Another criticism of the winner-take-all system is that when such a large portion of the country’s population has an important role in electing the president, it cannot be considered democratic. However, those big states with more electoral votes are the states where the presidential campaigns are the most competitive, and where the populations are more diverse. Therefore, to win in these big states, it is demanded that the candidates accentuate in consensus rather than division. Also, it is often criticized that larger states often represent the interests of racial minorities that are more populated in these states; it is a well known fact that whites in California are considered minorities due to the exceedingly high population of Hispanics, Asians and Mexicans (Frank Pellegrini). “For a country in which one of the fundamental tenets is the balancing of minority rights and majority rule, such a “bias” is much more of an advantage than a disadvantage.” (Robert D. Brown)

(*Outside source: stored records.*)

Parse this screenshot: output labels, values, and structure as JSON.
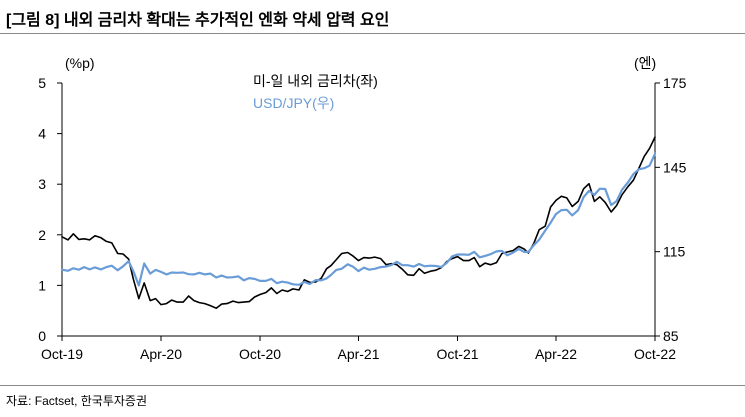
{
  "chart_data": {
    "type": "line",
    "title": "[그림 8] 내외 금리차 확대는 추가적인 엔화 약세 압력 요인",
    "source": "자료: Factset, 한국투자증권",
    "xlim": [
      "2019-10-21",
      "2022-10-21"
    ],
    "x_ticks": [
      "Oct-19",
      "Apr-20",
      "Oct-20",
      "Apr-21",
      "Oct-21",
      "Apr-22",
      "Oct-22"
    ],
    "y_left": {
      "label": "(%p)",
      "lim": [
        0,
        5
      ],
      "ticks": [
        0,
        1,
        2,
        3,
        4,
        5
      ]
    },
    "y_right": {
      "label": "(엔)",
      "lim": [
        85,
        175
      ],
      "ticks": [
        85,
        115,
        145,
        175
      ]
    },
    "grid": false,
    "legend": "top-center",
    "x": [
      "2019-10-21",
      "2019-11-01",
      "2019-11-11",
      "2019-11-21",
      "2019-12-01",
      "2019-12-11",
      "2019-12-21",
      "2020-01-01",
      "2020-01-11",
      "2020-01-21",
      "2020-02-01",
      "2020-02-11",
      "2020-02-21",
      "2020-03-01",
      "2020-03-11",
      "2020-03-21",
      "2020-04-01",
      "2020-04-11",
      "2020-04-21",
      "2020-05-01",
      "2020-05-11",
      "2020-05-21",
      "2020-06-01",
      "2020-06-11",
      "2020-06-21",
      "2020-07-01",
      "2020-07-11",
      "2020-07-21",
      "2020-08-01",
      "2020-08-11",
      "2020-08-21",
      "2020-09-01",
      "2020-09-11",
      "2020-09-21",
      "2020-10-01",
      "2020-10-11",
      "2020-10-21",
      "2020-11-01",
      "2020-11-11",
      "2020-11-21",
      "2020-12-01",
      "2020-12-11",
      "2020-12-21",
      "2021-01-01",
      "2021-01-11",
      "2021-01-21",
      "2021-02-01",
      "2021-02-11",
      "2021-02-21",
      "2021-03-01",
      "2021-03-11",
      "2021-03-21",
      "2021-04-01",
      "2021-04-11",
      "2021-04-21",
      "2021-05-01",
      "2021-05-11",
      "2021-05-21",
      "2021-06-01",
      "2021-06-11",
      "2021-06-21",
      "2021-07-01",
      "2021-07-11",
      "2021-07-21",
      "2021-08-01",
      "2021-08-11",
      "2021-08-21",
      "2021-09-01",
      "2021-09-11",
      "2021-09-21",
      "2021-10-01",
      "2021-10-11",
      "2021-10-21",
      "2021-11-01",
      "2021-11-11",
      "2021-11-21",
      "2021-12-01",
      "2021-12-11",
      "2021-12-21",
      "2022-01-01",
      "2022-01-11",
      "2022-01-21",
      "2022-02-01",
      "2022-02-11",
      "2022-02-21",
      "2022-03-01",
      "2022-03-11",
      "2022-03-21",
      "2022-04-01",
      "2022-04-11",
      "2022-04-21",
      "2022-05-01",
      "2022-05-11",
      "2022-05-21",
      "2022-06-01",
      "2022-06-11",
      "2022-06-21",
      "2022-07-01",
      "2022-07-11",
      "2022-07-21",
      "2022-08-01",
      "2022-08-11",
      "2022-08-21",
      "2022-09-01",
      "2022-09-11",
      "2022-09-21",
      "2022-10-01",
      "2022-10-11",
      "2022-10-21"
    ],
    "series": [
      {
        "name": "미-일 내외 금리차(좌)",
        "axis": "left",
        "color": "#000000",
        "values": [
          1.96,
          1.9,
          2.02,
          1.91,
          1.92,
          1.9,
          1.98,
          1.94,
          1.87,
          1.84,
          1.63,
          1.62,
          1.52,
          1.12,
          0.74,
          1.05,
          0.7,
          0.74,
          0.62,
          0.64,
          0.71,
          0.67,
          0.67,
          0.79,
          0.7,
          0.66,
          0.64,
          0.6,
          0.55,
          0.63,
          0.64,
          0.69,
          0.66,
          0.67,
          0.68,
          0.77,
          0.82,
          0.86,
          0.95,
          0.84,
          0.91,
          0.88,
          0.93,
          0.91,
          1.11,
          1.06,
          1.07,
          1.14,
          1.33,
          1.39,
          1.51,
          1.63,
          1.65,
          1.58,
          1.49,
          1.55,
          1.54,
          1.56,
          1.53,
          1.41,
          1.43,
          1.41,
          1.32,
          1.21,
          1.2,
          1.33,
          1.24,
          1.28,
          1.3,
          1.35,
          1.47,
          1.53,
          1.57,
          1.49,
          1.49,
          1.55,
          1.37,
          1.44,
          1.41,
          1.45,
          1.63,
          1.66,
          1.69,
          1.77,
          1.72,
          1.64,
          1.83,
          2.1,
          2.17,
          2.55,
          2.68,
          2.76,
          2.73,
          2.56,
          2.66,
          2.91,
          3.01,
          2.66,
          2.75,
          2.64,
          2.45,
          2.58,
          2.79,
          2.95,
          3.08,
          3.31,
          3.55,
          3.71,
          3.93
        ]
      },
      {
        "name": "USD/JPY(우)",
        "axis": "right",
        "color": "#6a9cd8",
        "values": [
          108.6,
          108.2,
          109.1,
          108.6,
          109.5,
          108.7,
          109.4,
          108.7,
          109.5,
          110.0,
          108.4,
          109.8,
          111.6,
          108.0,
          103.0,
          110.8,
          107.2,
          108.5,
          107.8,
          106.9,
          107.6,
          107.5,
          107.6,
          107.0,
          106.9,
          107.5,
          106.9,
          107.2,
          105.8,
          106.5,
          105.8,
          105.9,
          106.2,
          104.8,
          105.6,
          105.3,
          104.6,
          104.6,
          105.3,
          103.8,
          104.3,
          104.0,
          103.4,
          103.2,
          104.2,
          103.5,
          104.9,
          104.8,
          105.5,
          106.7,
          108.5,
          108.9,
          110.5,
          109.6,
          108.1,
          109.3,
          108.6,
          108.9,
          109.5,
          109.7,
          110.3,
          111.4,
          110.2,
          110.2,
          109.7,
          110.6,
          109.8,
          110.0,
          109.9,
          109.5,
          111.0,
          113.3,
          114.0,
          114.0,
          113.9,
          114.9,
          113.0,
          113.5,
          114.1,
          115.1,
          115.3,
          113.7,
          114.7,
          116.0,
          114.9,
          114.9,
          117.3,
          119.3,
          122.5,
          125.3,
          128.4,
          129.8,
          129.9,
          127.9,
          129.8,
          134.4,
          136.6,
          135.2,
          137.4,
          137.3,
          131.6,
          133.0,
          137.0,
          139.6,
          142.6,
          144.3,
          144.7,
          145.6,
          149.8
        ]
      }
    ]
  }
}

Based on the aforementioned arguments pertaining to the fact that the Electoral College is a corner stone of the fundamental principles of the Constitution, the negative side calls for rejection of the proposal - Be it resolved that the US congress amend the constitution to eradicate the Electoral College in favor of popular vote. Abolishing the Electoral College would grant more power to bigger states and less power to smaller states, intruding the fundamental principles of the US constitution. Also, the practice of the system allows the incredible political diversity throughout the nation to be accounted for. This is a deep-seated principle in the constitution since one of the major themes of the constitution is: “the balancing of state and national concerns, and the safeguarding of minority rights within a framework of majority rule.” Another constructive element of the Electoral College system is the fact that it encourages presidential candidates to put more emphasis on consensus rather than division of political views. By balancing the rights of states within a federal electoral structure, the Electoral College continues to be a important component of the presidential selection process. For the reasons stated above, the negative side calls for rejection of the US’ Congress amending the Constitution to eradicate the Electoral College in favor of popular vote.

Work Cited

Diamond, Martin. The Electoral College and the American Idea of Democracy. Washington, D.C.: American Enterprise institute for Public Policy Research, 1997.

Brown, D. Robert., edited by Gary L, Rose. NO, The Electoral College Should Not Be Abolished: Controversial Issues in Presidential Selection. SUNY Press, 1994.

Maitreg. Electoral College. “http://www.maitreg.com/politics/articles/electoralcollege.asp.”

Best, Judith. The Case Against Direct Election of the President: A Defense of electoral college. Ithaca: Cornell University Press, 1975.